An exclusion for claims arising from roofing barred coverage when the underlying plaintiff was injured after falling from a scaffold.  See Penn-America Ins. Co. v. Lavigne, 2010 U.S. App. LEXIS 17675 (1st Cir. Aug. 24, 2010).

   Michael Daigle was hired to put a new roof on an apartment building and to seal some windows.  Daigle removed the existing roof and re-roofed the structure.  While the job was in progress, the underlying plaintiff stopped at the apartment to look for Daigle.  He climbed up the scaffolding that accessed the roof.  When a portion of the scaffold snapped, the plaintiff fell to the ground, breaking his neck. 

   Daigle held a CGL policy with Penn-America.  An endorsement excluded "any and all claims arising from roofing."  Based on this endorsement, Penn-America denied coverage.  Penn-America filed an action for declaratory relief against Daigle and the plaintiff.  The district court granted summary judgment to the insurer.

   On appeal, the plaintiff argued despite the exclusion, his injuries did not arise from roofing. The First Circuit rejected the plaintiff's argument that the term "roofing" did not encompass the task of "re-roofing."  The risks an insurer sought to avoid by excluding coverage for roofing, such as the risk of bodily injury caused by the equipment involved and the height of the work, and the risk of property damage if the roof was not properly installed, were indistinguishable from those associated with re-roofing. 

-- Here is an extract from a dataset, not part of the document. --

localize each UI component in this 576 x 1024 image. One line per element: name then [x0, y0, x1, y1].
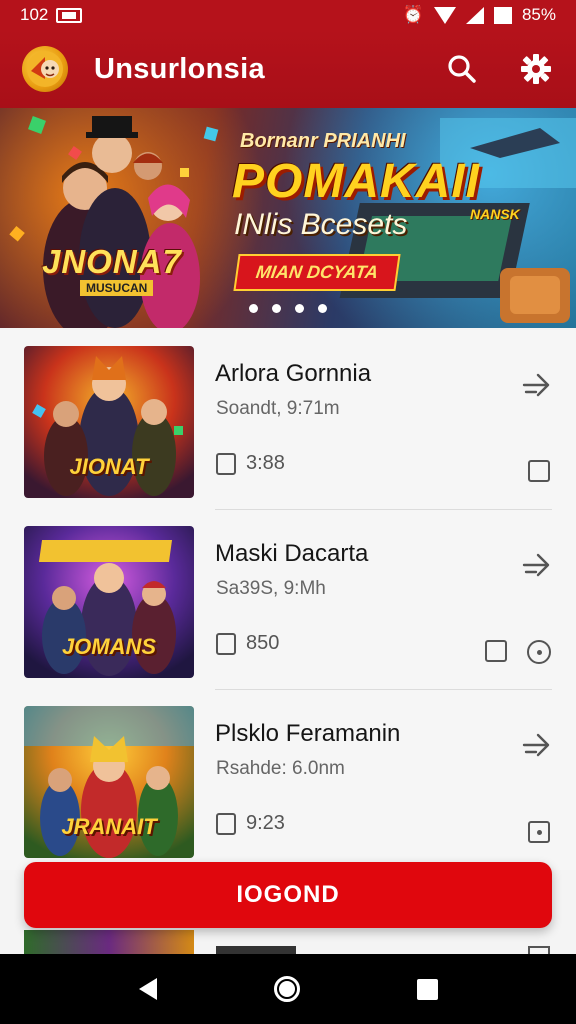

   Second, the court rejected the plaintiff's argument there was a genuine issue of fact about whether the accident arose from roofing because the project involved both roof and non-roof related repairs and because the accident was based on faulty scaffolding instead of the roof.  The phrase "arising out of" meant the accident here was excluded.  There was no dispute that the plaintiff's injuries originated from, grew out of, flowed from or had a connection with, roofing.